Kedua, pemerintah daerah melalui Tim Anggaran Pemerintah Daerah (TPAD) harus memastikan bahwa pengalokasian pagu anggaran indikatif untuk semua Organisasi Perangkat Daerah (OPD) adalah bebas nilai ketika membuat keputusan apa yang seharusnya dianggarkan. Dalam perspektif teori normatif, penganggaran sebagaimana dikemukakan oleh Aaron Wildavsky (1961), pemerintah harus mempunyai kriteria yang jelas dan terukur untuk menentukan apa yang seharusnya dianggarkan. Dalam preposisi V.O. Key, Jr (1940) dalam artikelnya yang berjudul The Lack of Budgetary Theory, pemerintah daerah harus mampu memutuskan “atas dasar apa harus memutuskan untuk megalokasikan rupiah sebesar X untuk kegiatan A daripada kegiatan B?”
Saya mempunyai keyakinan yang besar pada pemerintah daerah untuk dan akan selalu mewujudkan pengelolaan keuangan daerah dengan opini WTP yang diikuti dengan pengalokasian setiap rupiah sebesar-besarnya untuk kemakmuran rakyat sepanjang pemerintah daerah mempunyai aparatur-aparatur yang inisiatif dan mampu membuat suatu harmoni di mana kata menjadi tindakan nyata.

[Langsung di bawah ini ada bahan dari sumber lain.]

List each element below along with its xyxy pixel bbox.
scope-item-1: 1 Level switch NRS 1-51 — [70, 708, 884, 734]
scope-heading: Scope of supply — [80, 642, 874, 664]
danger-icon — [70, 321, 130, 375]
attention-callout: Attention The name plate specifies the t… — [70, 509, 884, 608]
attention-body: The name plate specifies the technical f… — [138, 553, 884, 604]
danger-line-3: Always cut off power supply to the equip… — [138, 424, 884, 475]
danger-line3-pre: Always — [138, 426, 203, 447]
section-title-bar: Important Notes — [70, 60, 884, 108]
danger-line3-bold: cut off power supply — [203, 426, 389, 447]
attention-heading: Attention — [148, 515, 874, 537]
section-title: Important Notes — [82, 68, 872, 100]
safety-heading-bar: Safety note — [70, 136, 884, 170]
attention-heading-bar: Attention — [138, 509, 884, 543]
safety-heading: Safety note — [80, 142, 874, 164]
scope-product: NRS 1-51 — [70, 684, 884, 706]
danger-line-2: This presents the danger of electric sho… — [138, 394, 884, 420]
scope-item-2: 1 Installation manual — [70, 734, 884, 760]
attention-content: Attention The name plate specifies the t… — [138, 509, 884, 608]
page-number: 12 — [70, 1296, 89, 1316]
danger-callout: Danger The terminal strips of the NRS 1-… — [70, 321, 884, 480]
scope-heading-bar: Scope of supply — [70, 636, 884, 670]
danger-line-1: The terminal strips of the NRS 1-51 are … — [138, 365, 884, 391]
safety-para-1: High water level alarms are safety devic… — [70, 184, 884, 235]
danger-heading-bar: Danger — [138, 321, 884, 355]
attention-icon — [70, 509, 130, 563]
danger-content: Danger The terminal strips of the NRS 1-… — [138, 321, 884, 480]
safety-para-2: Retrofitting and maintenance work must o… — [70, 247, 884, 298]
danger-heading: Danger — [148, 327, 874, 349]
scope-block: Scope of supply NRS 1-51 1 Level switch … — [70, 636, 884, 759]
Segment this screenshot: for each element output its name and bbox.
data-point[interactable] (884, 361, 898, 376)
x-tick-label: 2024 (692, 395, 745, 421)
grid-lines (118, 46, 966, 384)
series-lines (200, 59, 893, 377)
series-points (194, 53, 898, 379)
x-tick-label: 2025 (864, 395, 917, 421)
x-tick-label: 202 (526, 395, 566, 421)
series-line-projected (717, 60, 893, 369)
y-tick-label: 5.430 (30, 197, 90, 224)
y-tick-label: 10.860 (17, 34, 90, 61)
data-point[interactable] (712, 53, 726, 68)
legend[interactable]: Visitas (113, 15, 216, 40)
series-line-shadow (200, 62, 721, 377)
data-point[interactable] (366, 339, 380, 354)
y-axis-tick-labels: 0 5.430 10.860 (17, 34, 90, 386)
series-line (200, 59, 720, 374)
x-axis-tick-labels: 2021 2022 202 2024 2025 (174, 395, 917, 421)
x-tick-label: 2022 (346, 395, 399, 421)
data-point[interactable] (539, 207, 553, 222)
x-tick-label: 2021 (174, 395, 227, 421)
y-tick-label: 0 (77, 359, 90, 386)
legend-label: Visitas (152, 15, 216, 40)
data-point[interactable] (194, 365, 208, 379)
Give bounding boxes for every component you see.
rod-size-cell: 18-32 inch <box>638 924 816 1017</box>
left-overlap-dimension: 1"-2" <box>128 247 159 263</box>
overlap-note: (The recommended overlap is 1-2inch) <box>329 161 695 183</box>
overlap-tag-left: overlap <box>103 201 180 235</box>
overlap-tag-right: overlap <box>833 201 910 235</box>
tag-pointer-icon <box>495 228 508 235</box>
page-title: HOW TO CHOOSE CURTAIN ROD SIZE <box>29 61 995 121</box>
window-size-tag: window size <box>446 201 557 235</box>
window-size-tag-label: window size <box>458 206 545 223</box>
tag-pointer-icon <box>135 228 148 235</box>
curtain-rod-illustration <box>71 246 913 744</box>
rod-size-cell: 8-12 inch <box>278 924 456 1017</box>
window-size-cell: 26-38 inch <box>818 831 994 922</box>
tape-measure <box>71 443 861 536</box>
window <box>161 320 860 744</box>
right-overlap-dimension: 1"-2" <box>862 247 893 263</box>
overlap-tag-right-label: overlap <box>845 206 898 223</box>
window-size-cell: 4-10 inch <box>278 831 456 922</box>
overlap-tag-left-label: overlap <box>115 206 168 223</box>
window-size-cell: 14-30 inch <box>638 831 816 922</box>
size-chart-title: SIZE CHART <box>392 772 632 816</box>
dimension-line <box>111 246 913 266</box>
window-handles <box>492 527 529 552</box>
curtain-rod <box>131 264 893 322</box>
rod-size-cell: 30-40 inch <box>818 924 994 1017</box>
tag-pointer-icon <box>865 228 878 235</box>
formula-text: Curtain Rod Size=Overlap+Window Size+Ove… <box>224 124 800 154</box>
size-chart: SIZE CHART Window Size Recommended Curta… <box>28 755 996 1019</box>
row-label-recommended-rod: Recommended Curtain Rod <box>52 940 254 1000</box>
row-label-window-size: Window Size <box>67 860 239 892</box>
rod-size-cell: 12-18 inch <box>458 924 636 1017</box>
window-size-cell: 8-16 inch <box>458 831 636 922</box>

Dalam hal ini, saya semakin yakin bahwa syarat perlu (necessary condition) untuk mewujudkan kondisi tersebut apabila pemerintah daerah mempunyai aparatur-aparatur yang berkualitas, ditempatkan pada tempat yang benar, dan mempunyai moral yang benar (the right man on the right place with right morally).(**)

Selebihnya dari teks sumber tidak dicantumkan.